先程とは打って変わって荒々しい入室をしてきたのは潜行し素材を集めながらも、何かあった際は他の部隊をサポートする遊撃的なポジションで動いてもらっている第三部隊の隊長 蜜園 桃花。
女優顔負けのルックスに明るい桃色の髪のショートカット、スラリとしなやかなスタイルは彼女が釣り目気味なのも相まって猫の様な印象を与える。
そんな彼女がすごい剣幕で近づいてきて俺の目の前に立つ。
今回の件で怒らせる事に関して身に覚えがあるが許して欲しいと心の中で願っていると彼女はそのふっくらとした唇を開いた。
「アンタ今回は何やらかした訳?」
「身に覚えがあり過ぎて申し訳ないが今回は俺ではない。詳細は揃ったら説明するから席について資料を読んでおいてくれないか。」
「ははーん。だとしたらやらかしたのは百合ね。大体の事は自分で解決してしまうアンタが緊急で会議を開くなんてらしくないと思ったのよ。あんまり甘やかすんじゃないわよ。」
「いやそれも違くてだな。」
それだけ言うと彼女は俺の返答も聞かず月隠に軽く挨拶をすると自分の席に着き、資料を手に取りめくり始めた。
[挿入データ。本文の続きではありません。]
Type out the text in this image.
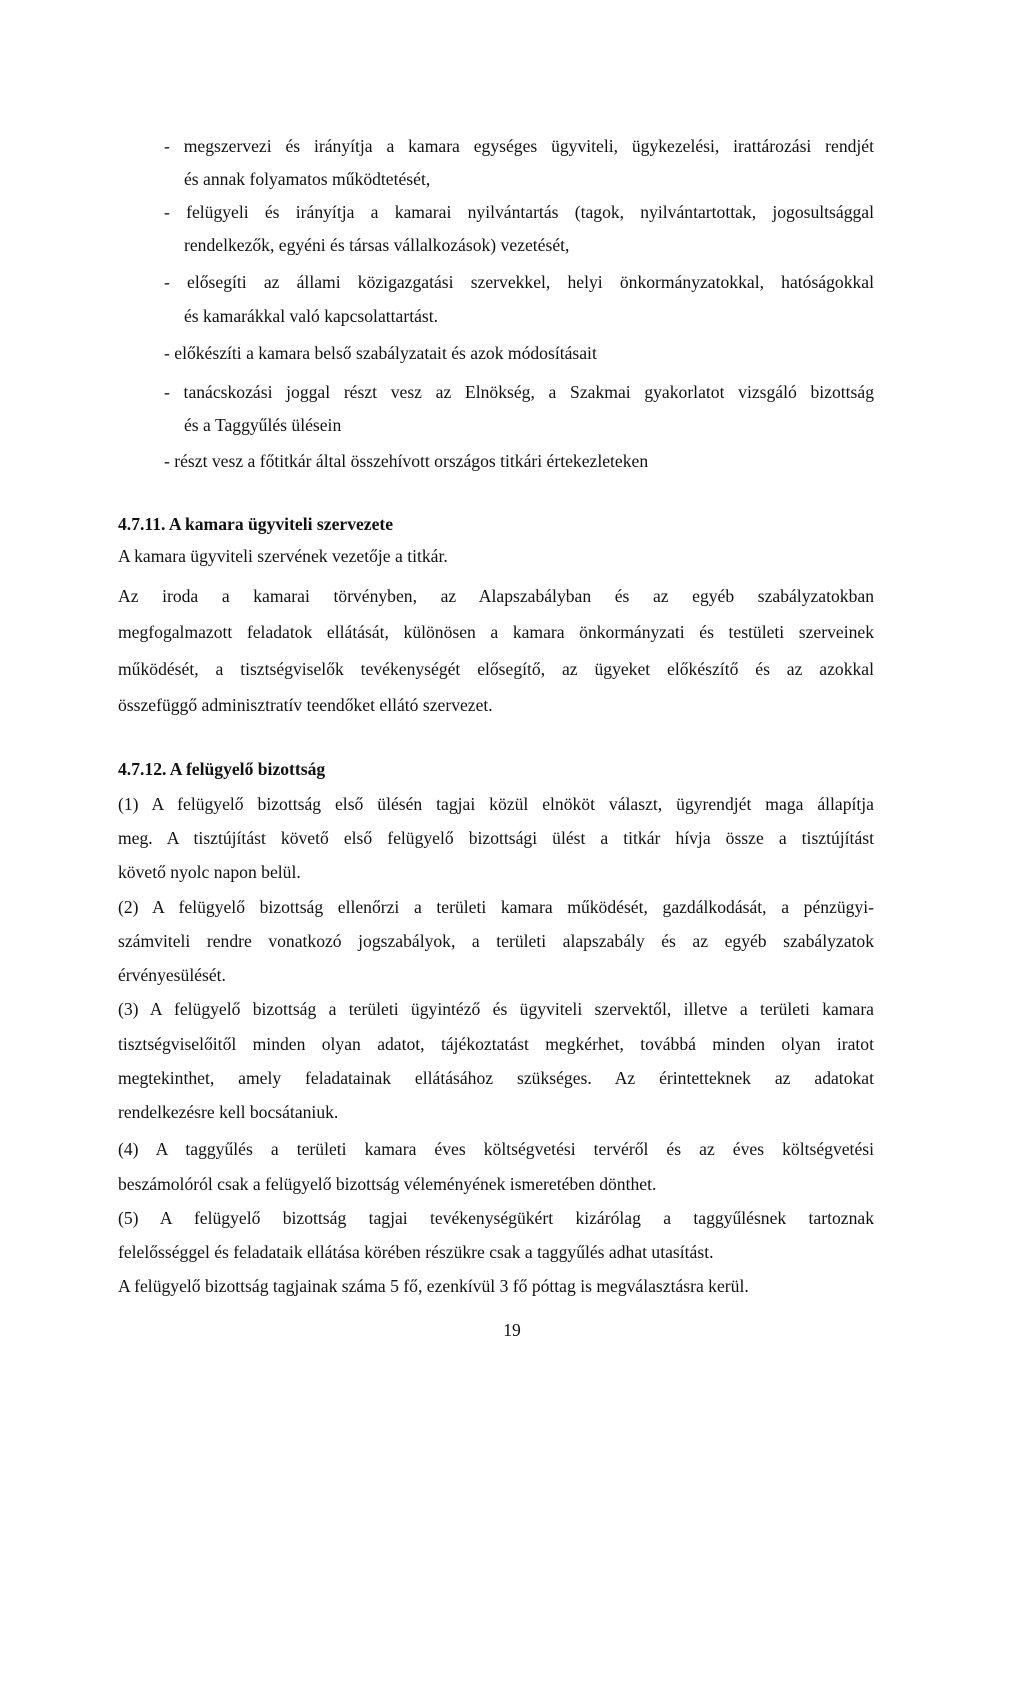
- megszervezi és irányítja a kamara egységes ügyviteli, ügykezelési, irattározási rendjét
és annak folyamatos működtetését,
- felügyeli és irányítja a kamarai nyilvántartás (tagok, nyilvántartottak, jogosultsággal
rendelkezők, egyéni és társas vállalkozások) vezetését,
- elősegíti az állami közigazgatási szervekkel, helyi önkormányzatokkal, hatóságokkal
és kamarákkal való kapcsolattartást.
- előkészíti a kamara belső szabályzatait és azok módosításait
- tanácskozási joggal részt vesz az Elnökség, a Szakmai gyakorlatot vizsgáló bizottság
és a Taggyűlés ülésein
- részt vesz a főtitkár által összehívott országos titkári értekezleteken
4.7.11. A kamara ügyviteli szervezete
A kamara ügyviteli szervének vezetője a titkár.
Az iroda a kamarai törvényben, az Alapszabályban és az egyéb szabályzatokban
megfogalmazott feladatok ellátását, különösen a kamara önkormányzati és testületi szerveinek
működését, a tisztségviselők tevékenységét elősegítő, az ügyeket előkészítő és az azokkal
összefüggő adminisztratív teendőket ellátó szervezet.
4.7.12. A felügyelő bizottság
(1) A felügyelő bizottság első ülésén tagjai közül elnököt választ, ügyrendjét maga állapítja
meg. A tisztújítást követő első felügyelő bizottsági ülést a titkár hívja össze a tisztújítást
követő nyolc napon belül.
(2) A felügyelő bizottság ellenőrzi a területi kamara működését, gazdálkodását, a pénzügyi-
számviteli rendre vonatkozó jogszabályok, a területi alapszabály és az egyéb szabályzatok
érvényesülését.
(3) A felügyelő bizottság a területi ügyintéző és ügyviteli szervektől, illetve a területi kamara
tisztségviselőitől minden olyan adatot, tájékoztatást megkérhet, továbbá minden olyan iratot
megtekinthet, amely feladatainak ellátásához szükséges. Az érintetteknek az adatokat
rendelkezésre kell bocsátaniuk.
(4) A taggyűlés a területi kamara éves költségvetési tervéről és az éves költségvetési
beszámolóról csak a felügyelő bizottság véleményének ismeretében dönthet.
(5) A felügyelő bizottság tagjai tevékenységükért kizárólag a taggyűlésnek tartoznak
felelősséggel és feladataik ellátása körében részükre csak a taggyűlés adhat utasítást.
A felügyelő bizottság tagjainak száma 5 fő, ezenkívül 3 fő póttag is megválasztásra kerül.
19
めくって最初にある内容、浅草で発見された装飾系アイテムの能力変更効果のある湖について という見出しを見たからか、驚愕に目を見開き無言で読み進めてはその端正な顔立ちの表情を次々に変えている。
俺に対する当たりは強いだけで、何時もは周りを気遣えるいい子なんだ。
今の様に心情次第で表情がコロコロ変わる所も可愛らしい事だ。
そんな風に考えながら眺めていたら怖い顔で睨まれてしまった…。
俺も表情に出ていたのだろうか、最近は見てるでけで警察を呼ばれたりするので本当に気を付ける事にしよう。
そう決意した時、蜜園の開け放ったままだった扉が静かにノックされ次の隊長が入室してきた。